Akademik Veri Yönetim Sistemi
International Mediterranean Science and Engineering Congress (IMSEC 2018), Adana, Türkiye, 24 - 26 Ekim 2018, ss.483
Magnetic tweezers are able to manipulate cells or biomolecules for various applications and measurements. In this work, a horizontal magnetic tweezer is designed, modeled and controlled for single molecule manipulations. Micron sized superparamagnetic particles are manipulated by the horizontal magnetic tweezers, because these microparticles can be functionalized with receptors in order to capture the target biomolecules, and the loaded magnetic particles can be moved to a certain place by using an external magnetic field. Dynamic modeling of the system is obtained by using magnetic monopole and magnetic circuit approaches. An offset current based feedback linearizing controller is designed to ensure a wide range of operation conditions with zero steadystate error.
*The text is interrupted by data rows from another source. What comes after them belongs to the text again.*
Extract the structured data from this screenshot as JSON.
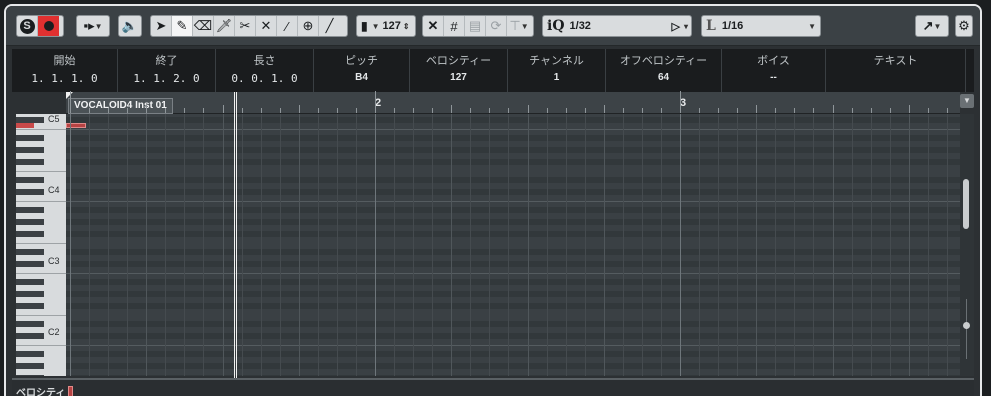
{
  "toolbar": {
    "velocity_value": "127",
    "quantize_value": "1/32",
    "length_value": "1/16",
    "quantize_label": "iQ",
    "length_prefix": "L"
  },
  "infoline": {
    "columns": [
      {
        "header": "開始",
        "value": "1. 1. 1.   0"
      },
      {
        "header": "終了",
        "value": "1. 1. 2.   0"
      },
      {
        "header": "長さ",
        "value": "0. 0. 1.   0"
      },
      {
        "header": "ピッチ",
        "value": "B4"
      },
      {
        "header": "ベロシティー",
        "value": "127"
      },
      {
        "header": "チャンネル",
        "value": "1"
      },
      {
        "header": "オフベロシティー",
        "value": "64"
      },
      {
        "header": "ボイス",
        "value": "--"
      },
      {
        "header": "テキスト",
        "value": ""
      }
    ]
  },
  "ruler": {
    "event_name": "VOCALOID4 Inst 01",
    "bars": [
      "2",
      "3"
    ]
  },
  "keyboard": {
    "notes": [
      "C5",
      "C4",
      "C3",
      "C2"
    ]
  },
  "velocity_lane": {
    "title": "ベロシティ"
  }
}
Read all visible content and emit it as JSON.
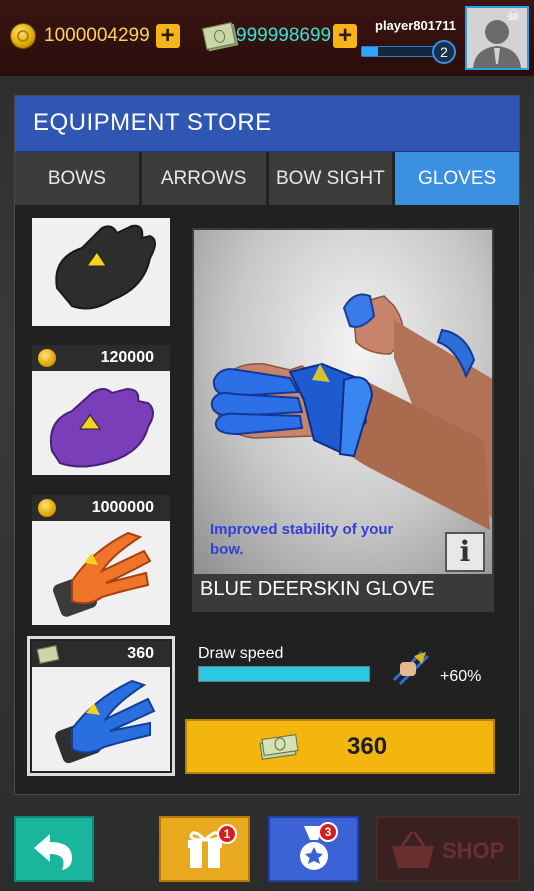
{
  "topbar": {
    "coins": "1000004299",
    "cash": "999998699",
    "plus": "+",
    "player_name": "player801711",
    "level": "2",
    "xp_fraction": 0.18
  },
  "store": {
    "title": "EQUIPMENT STORE",
    "tabs": [
      {
        "label": "BOWS"
      },
      {
        "label": "ARROWS"
      },
      {
        "label": "BOW SIGHT"
      },
      {
        "label": "GLOVES"
      }
    ],
    "active_tab": "GLOVES",
    "items": [
      {
        "price": "",
        "currency": "none",
        "color": "#2d2d2d"
      },
      {
        "price": "120000",
        "currency": "coin",
        "color": "#7a3fb8"
      },
      {
        "price": "1000000",
        "currency": "coin",
        "color": "#f0742a"
      },
      {
        "price": "360",
        "currency": "cash",
        "color": "#2a6fe0",
        "selected": true
      }
    ]
  },
  "detail": {
    "description": "Improved stability of your bow.",
    "info_icon": "i",
    "name": "BLUE DEERSKIN GLOVE",
    "stat_label": "Draw speed",
    "stat_fraction": 1.0,
    "stat_bonus": "+60%",
    "buy_price": "360"
  },
  "bottom": {
    "gift_badge": "1",
    "medal_badge": "3",
    "shop_label": "SHOP"
  },
  "colors": {
    "header_blue": "#2f56b3",
    "tab_active": "#3a8fe0",
    "buy_yellow": "#f2b60f",
    "stat_cyan": "#29c9e6"
  }
}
A particle detection and tracking algorithm is developed for using with visual measurement system. Numerical simulations and experiments are then performed to validate the derived model and control system. The control performance is evaluated with experiments in order to demonstrate the effectiveness and feasibility of the designs. It is showed that the fully controlled horizontal magnetic tweezer is able to yield a wide range of piconewton scale forces on a superparamagnetic microparticle to provide nano-stepping and long-range positioning of the particle. The designed magnetic tweezer can exert forces over 24 pN to control a magnetic bead of 1 to 10 micrometer of diameter with less than 1 A current requirement. The developed system can be used for single cell/molecule separation, and biosensor developments.